Los tebeos de superhéroes son, ante todo, muy rentables. Y para que eso siga siendo así (y debe ser así; hay detrás toda una industria que depende de ello), deben procurar no apartarse excesivamente del canon. No obstante, hay multitud de sellos (la mayoría, filiales de editoriales grandes) con un espíritu más vanguardista. Lo que no encuentra hueco para publicarse directamente en Marvel o en DC, se publica en Dark Horse, Vértigo, Homage o Wildstorm, pero el caso es que se acaba publicando. Además, dentro del mainstream también se pueden hacer cosas de valor artístico innegable, y asumir riesgos estéticos. Por ejemplo, los comics de superhéroes han sido desde siempre los que más han experimentado con la anatomía humana (y hoy en día, podría decirse que son el único género que parece seguir interesado en hacerlo). A veces para bien (los dibujos enfermos de Bill Sienkiewicz para Los Nuevos Mutantes, o el Juez Dredd de Simon Bisley), y a veces para mal (ese Capitán América del funesto Rob Liefeld, que según cómo le cogía la perspectiva parecía que tenía tetas). Pero la intención está presente.

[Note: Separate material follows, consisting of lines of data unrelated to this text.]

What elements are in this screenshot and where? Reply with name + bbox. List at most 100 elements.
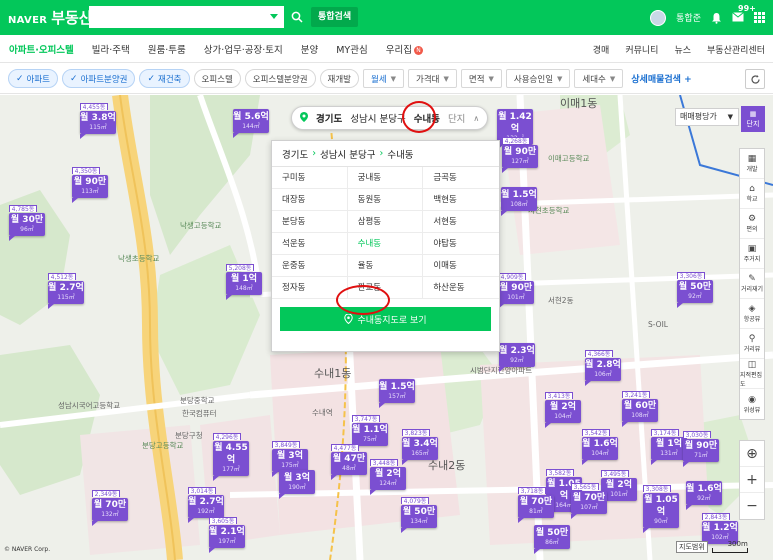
map-tool-button[interactable]: ▣ 주거지 [740, 239, 764, 269]
price-marker[interactable]: 3,413동 월 2억 104㎡ [545, 392, 581, 428]
dong-option[interactable]: 야탑동 [423, 233, 499, 255]
price-marker[interactable]: 3,747동 월 1.1억 75㎡ [352, 415, 388, 451]
chip-officetel[interactable]: 오피스텔 [193, 69, 241, 88]
dong-option[interactable]: 궁내동 [347, 167, 424, 189]
price-marker[interactable]: 4,268동 월 90만 127㎡ [502, 137, 538, 173]
price-marker[interactable]: 2,349동 월 70만 132㎡ [92, 490, 128, 526]
breadcrumb-province[interactable]: 경기도 [282, 147, 308, 161]
price-marker[interactable]: 3,605동 월 2.1억 197㎡ [209, 517, 245, 553]
tab-our-house[interactable]: 우리집 N [377, 42, 432, 56]
chip-apartment-presale-right[interactable]: ✓ 아파트분양권 [62, 69, 136, 88]
price-marker[interactable]: 3,306동 월 50만 92㎡ [677, 272, 713, 308]
dong-option[interactable]: 금곡동 [423, 167, 499, 189]
price-marker[interactable]: 월 1.5억 108㎡ [501, 187, 537, 216]
avatar[interactable] [650, 9, 667, 26]
chip-reconstruction[interactable]: ✓ 재건축 [139, 69, 190, 88]
dong-option[interactable]: 운중동 [272, 255, 348, 277]
chevron-up-icon[interactable]: ∧ [473, 114, 479, 123]
location-city[interactable]: 성남시 분당구 [350, 111, 405, 125]
price-marker[interactable]: 3,014동 월 2.7억 192㎡ [188, 487, 224, 523]
dong-option[interactable]: 분당동 [272, 211, 348, 233]
price-marker[interactable]: 3,174동 월 1억 131㎡ [651, 429, 687, 465]
price-marker[interactable]: 월 1.5억 157㎡ [379, 379, 415, 408]
price-marker[interactable]: 월 3억 190㎡ [279, 470, 315, 499]
dropdown-price[interactable]: 가격대 ▼ [408, 69, 457, 88]
price-marker[interactable]: 3,542동 월 1.6억 104㎡ [582, 429, 618, 465]
price-marker[interactable]: 4,350동 월 90만 113㎡ [72, 167, 108, 203]
price-marker[interactable]: 4,079동 월 50만 134㎡ [401, 497, 437, 533]
scale-level[interactable]: 지도범위 [676, 540, 708, 553]
tab-commercial-land[interactable]: 상가·업무·공장·토지 [195, 42, 292, 56]
tab-villa-house[interactable]: 빌라·주택 [83, 42, 139, 56]
unified-search-button[interactable]: 통합검색 [311, 7, 359, 27]
chip-redevelopment[interactable]: 재개발 [319, 69, 359, 88]
dropdown-area[interactable]: 면적 ▼ [460, 69, 502, 88]
chip-apartment[interactable]: ✓ 아파트 [8, 69, 59, 88]
dong-option[interactable]: 대장동 [272, 189, 348, 211]
price-marker[interactable]: 월 1.6억 92㎡ [686, 481, 722, 510]
price-marker[interactable]: 3,849동 월 3억 175㎡ [272, 441, 308, 477]
dong-option[interactable]: 이매동 [423, 255, 499, 277]
map-tool-button[interactable]: ◈ 항공뷰 [740, 299, 764, 329]
view-dong-map-button[interactable]: 수내동지도로 보기 [280, 307, 491, 331]
map-tool-button[interactable]: ▦ 개발 [740, 149, 764, 179]
link-community[interactable]: 커뮤니티 [625, 43, 658, 56]
location-province[interactable]: 경기도 [316, 111, 342, 125]
price-marker[interactable]: 4,366동 월 2.8억 106㎡ [585, 350, 621, 386]
search-button[interactable] [286, 6, 308, 28]
dropdown-deal-type[interactable]: 월세 ▼ [363, 69, 405, 88]
price-marker[interactable]: 4,296동 월 4.55억 177㎡ [213, 433, 249, 481]
map-tool-button[interactable]: ◫ 지적편집도 [740, 359, 764, 389]
location-danji[interactable]: 단지 [448, 111, 465, 125]
dong-option[interactable]: 삼평동 [347, 211, 424, 233]
tab-my-interest[interactable]: MY관심 [327, 42, 376, 56]
price-marker[interactable]: 4,512동 월 2.7억 115㎡ [48, 273, 84, 309]
map-tool-button[interactable]: ⚲ 거리뷰 [740, 329, 764, 359]
breadcrumb-dong[interactable]: 수내동 [387, 147, 413, 161]
dong-option[interactable]: 하산운동 [423, 277, 499, 299]
map-tool-button[interactable]: ⌂ 학교 [740, 179, 764, 209]
map-tool-button[interactable]: ⚙ 편의 [740, 209, 764, 239]
price-marker[interactable]: 월 5.6억 144㎡ [233, 109, 269, 138]
map-tool-button[interactable]: ✎ 거리재기 [740, 269, 764, 299]
breadcrumb-city[interactable]: 성남시 분당구 [320, 147, 375, 161]
price-marker[interactable]: 3,565동 월 70만 107㎡ [571, 483, 607, 519]
price-marker[interactable]: 3,823동 월 3.4억 165㎡ [402, 429, 438, 465]
price-marker[interactable]: 월 2.3억 92㎡ [499, 343, 535, 372]
link-auction[interactable]: 경매 [593, 43, 610, 56]
notification-badge[interactable]: 99+ [732, 4, 756, 24]
dong-option[interactable]: 동원동 [347, 189, 424, 211]
dong-option[interactable]: 수내동 [347, 233, 424, 255]
link-agent-center[interactable]: 부동산관리센터 [707, 43, 765, 56]
dong-option[interactable]: 서현동 [423, 211, 499, 233]
advanced-search-link[interactable]: 상세매물검색 + [631, 72, 691, 85]
dong-option[interactable]: 율동 [347, 255, 424, 277]
zoom-out-button[interactable]: − [740, 493, 764, 519]
search-input[interactable] [90, 7, 270, 27]
locate-button[interactable]: ⊕ [740, 441, 764, 467]
price-marker[interactable]: 3,241동 월 60만 108㎡ [622, 391, 658, 427]
naver-logo[interactable]: NAVER 부동산 [8, 7, 93, 28]
price-marker[interactable]: 3,718동 월 70만 81㎡ [518, 487, 554, 523]
price-marker[interactable]: 3,030동 월 90만 71㎡ [683, 431, 719, 467]
price-marker[interactable]: 4,785동 월 30만 96㎡ [9, 205, 45, 241]
link-news[interactable]: 뉴스 [674, 43, 691, 56]
dropdown-approval-date[interactable]: 사용승인일 ▼ [505, 69, 571, 88]
dong-option[interactable]: 구미동 [272, 167, 348, 189]
dong-option[interactable]: 석운동 [272, 233, 348, 255]
chip-officetel-presale-right[interactable]: 오피스텔분양권 [244, 69, 316, 88]
price-marker[interactable]: 4,477동 월 47만 48㎡ [331, 444, 367, 480]
tab-apartment-officetel[interactable]: 아파트·오피스텔 [0, 42, 83, 56]
map-tool-button[interactable]: ◉ 위성뷰 [740, 389, 764, 419]
price-marker[interactable]: 5,208동 월 1억 148㎡ [226, 264, 262, 300]
refresh-button[interactable] [745, 69, 765, 89]
danji-toggle-button[interactable]: ▦ 단지 [741, 106, 765, 132]
price-marker[interactable]: 3,308동 월 1.05억 90㎡ [643, 485, 679, 533]
username[interactable]: 통합준 [676, 11, 701, 24]
zoom-in-button[interactable]: + [740, 467, 764, 493]
location-selector[interactable]: 경기도 성남시 분당구 수내동 단지 ∧ [291, 106, 489, 130]
price-marker[interactable]: 4,455동 월 3.8억 115㎡ [80, 103, 116, 139]
price-marker[interactable]: 3,448동 월 2억 124㎡ [370, 459, 406, 495]
price-marker[interactable]: 4,909동 월 90만 101㎡ [498, 273, 534, 309]
dong-option[interactable]: 백현동 [423, 189, 499, 211]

Mentira nº 9: Los Superhéroes Tienen un Aspecto Ridículo

A nivel gráfico, los tebeos de superhéroes están llenos de hallazgos: uniformes y diseños de personajes como los de Batman, Capitán América, Hombre de Hierro, Dr. Extraño, Lobo, el extraterrestre Warlock, el Joker, Galactus, y tantos y tantos otros, han marcado la pauta en muchos otros campos de la cultura pop. Si pareciesen ridículos no hubiesen sido asimilados de manera tan sistemática. Su influencia se ha dejado notar sobre todo en el cine, y en obras tan distales entre sí como La Guerra de las Galaxias (el Dr. Muerte es un antecedente clarísimo de Darth Vader), Matrix (donde no llevan uniforme, pero van todos vestidos de diseño), La Naranja Mecánica (cada noche, Alex y sus drugos se ponen el uniforme y la máscara, y salen a "patrullar" la ciudad), y cómo no, en la "generación Tarantino", cuyas películas están trufadas de referencias al respecto (esa discusión impagable entre dos marineros en Marea Roja, acerca de si el "auténtico" Estela Plateada era el de Jack Kirby o el de Moebius…). En una época en la que los iconos visuales aparecen y son triturados cada vez a mayor velocidad, la "S" de Superman o el murciélago de Batman siguen siendo valores seguros. Nunca pasan de moda.

Mentira nº 10: Los Tebeos de Superhéroes son Como una Droga Dura: Crean Adicción, Síndrome de Abstinencia y Despilfarro Compulsivo: Euh… pues vaya, si… ahí me habéis pillado.